Whether your distraction is technology or something else, it is important that you distance your self from whatever it is that distracts you.  Once your distractions are removed, it will be much easier to focus on the tasks at hand.

Learn to Crunch Time

During my 2 days, I tested something I called “crunching time”.  It is a variation on Parkinson’s Law which is a theory that things like tasks will swell to fill the time allotted for those tasks.  My tasks consisted of reviewing the work of my team as well as administration tasks that I do not outsource or delegate.  I took a good look at all of those tasks and asked myself, honestly, “how much time would it take me to do each task?”

Then, I broke the tasks down even further and figured out what the tasks consisted of and why it would take that long.  From there, I reduced the amount of time allotted for that tasks between 20%-35%.  When I had the amount of time I would spend on each time, I went back to the task in order to remove any extra work associated with that task.

Example: Sending emails to my staff

I’ll use a simple example of how I did this.  I needed to send 7 separate emails to 7 staff members.  6 of those emails were going to be informational as well as giving feedback on the team member’s performance, which I love to do.  The 7th email, however, was not going to be as pleasant.  In fact, I was having a lot of doubt on whether or not I was going to keep the team member on staff.  I had to communicate to her how her performance needed to improve.  Not an email I looked forward to writing.  I gave myself 20 mins to send these emails.

So I broke down the email reviews into 3 categories; great, good, and poor. This is what it looked like

  • 3 “you’re doing great” emails (6 minutes)
  • 3 “you’re doing good” emails (6.5 minutes)
  • 1 “I’d hate to fire you but I will…” email (6.5 minutes)

The single email would definitely take the longest so I did that first.  I shortened this creating a short template to follow.  First, I wanted to give positive feedback and thank her for completing projects on time.  Then I would tell her the issues we are having with her work.  Then I would address how it affects the company.  Then give her steps to improve and consequences if there is no improvement.

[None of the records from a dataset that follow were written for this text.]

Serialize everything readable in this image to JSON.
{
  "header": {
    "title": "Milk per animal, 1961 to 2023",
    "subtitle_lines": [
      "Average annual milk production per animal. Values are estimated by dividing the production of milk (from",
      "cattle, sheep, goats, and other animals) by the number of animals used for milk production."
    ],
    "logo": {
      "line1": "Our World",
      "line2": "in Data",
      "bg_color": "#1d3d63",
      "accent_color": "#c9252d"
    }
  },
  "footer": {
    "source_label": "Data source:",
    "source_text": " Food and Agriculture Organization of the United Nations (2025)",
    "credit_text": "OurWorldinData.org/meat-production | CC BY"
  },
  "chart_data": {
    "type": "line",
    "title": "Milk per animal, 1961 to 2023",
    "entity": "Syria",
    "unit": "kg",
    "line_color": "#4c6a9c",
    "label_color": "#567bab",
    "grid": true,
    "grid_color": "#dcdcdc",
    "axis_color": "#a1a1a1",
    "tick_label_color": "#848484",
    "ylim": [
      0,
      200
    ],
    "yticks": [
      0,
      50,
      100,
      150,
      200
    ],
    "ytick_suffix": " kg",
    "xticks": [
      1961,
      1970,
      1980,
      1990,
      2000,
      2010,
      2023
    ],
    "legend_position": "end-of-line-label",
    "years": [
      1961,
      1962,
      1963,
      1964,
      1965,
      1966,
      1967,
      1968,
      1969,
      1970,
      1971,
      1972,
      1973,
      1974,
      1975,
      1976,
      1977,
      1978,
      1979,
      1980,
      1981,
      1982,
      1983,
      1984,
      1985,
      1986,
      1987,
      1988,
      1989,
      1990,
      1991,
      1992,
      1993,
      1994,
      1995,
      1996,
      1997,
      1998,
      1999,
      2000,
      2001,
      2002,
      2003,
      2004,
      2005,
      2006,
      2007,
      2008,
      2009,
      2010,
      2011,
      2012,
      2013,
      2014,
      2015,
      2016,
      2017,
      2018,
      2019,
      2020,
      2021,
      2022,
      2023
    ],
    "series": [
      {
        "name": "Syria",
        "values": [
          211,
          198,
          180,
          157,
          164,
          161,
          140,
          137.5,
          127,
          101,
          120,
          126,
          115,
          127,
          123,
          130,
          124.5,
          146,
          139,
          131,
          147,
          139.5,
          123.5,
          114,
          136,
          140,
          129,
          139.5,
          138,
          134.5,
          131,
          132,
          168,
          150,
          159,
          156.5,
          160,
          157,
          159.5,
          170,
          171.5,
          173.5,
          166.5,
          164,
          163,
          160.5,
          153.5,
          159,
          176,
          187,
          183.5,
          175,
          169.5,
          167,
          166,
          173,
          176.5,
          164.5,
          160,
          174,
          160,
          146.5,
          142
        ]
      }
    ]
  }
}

I used the same template for the other staff members but the other emails were much easier and faster to do since there were fewer issues with their work.

Having a template to follow allowed me to stay focused on the purpose of the emails and having a time restraint forced me to streamline my communication so that I do not include unnecessary banter or irreverent information.  This also made the emails more clear and effective.  I used the time crunch exercise with each tasks. I know that it changed the way I approached each task.  Most of the things we need to do can be done in less time if we use the time crunch and stick to those deadlines.

Use Technology But DO NOT Depend On It

With every problem that faces humanity today, there is an app developer, software engineer, or inventor attempting to solve that problem.  Technology has really made life more convenient for us.  However, with every technological advance, a new problem is created which needs a technological innovation to correct that problem and so on.

As I mentioned before, one of the problems created by technology is the shortening of our attention spans and the creation of more distractions.  To solve these problems and other like them, apps like FocusOn and Freedom have been created to help fight people fight distractions and increase focus. The problem is when we expect that these technologies will fix these issues.

In order to dramatically increase your productivity, you need to use technology as a tool instead of looking at it as the answer.  To-do list apps like Todoist may help you stay organized but understand that they all have their limits.  It is really up to you to do the work.

Conclusion

Time is a valuable asset and we need to make the most of it.  This experiment was a successful one for me and I fully intend on refining and applying this process each month.  Hopefully these techniques will help you save time and get more done.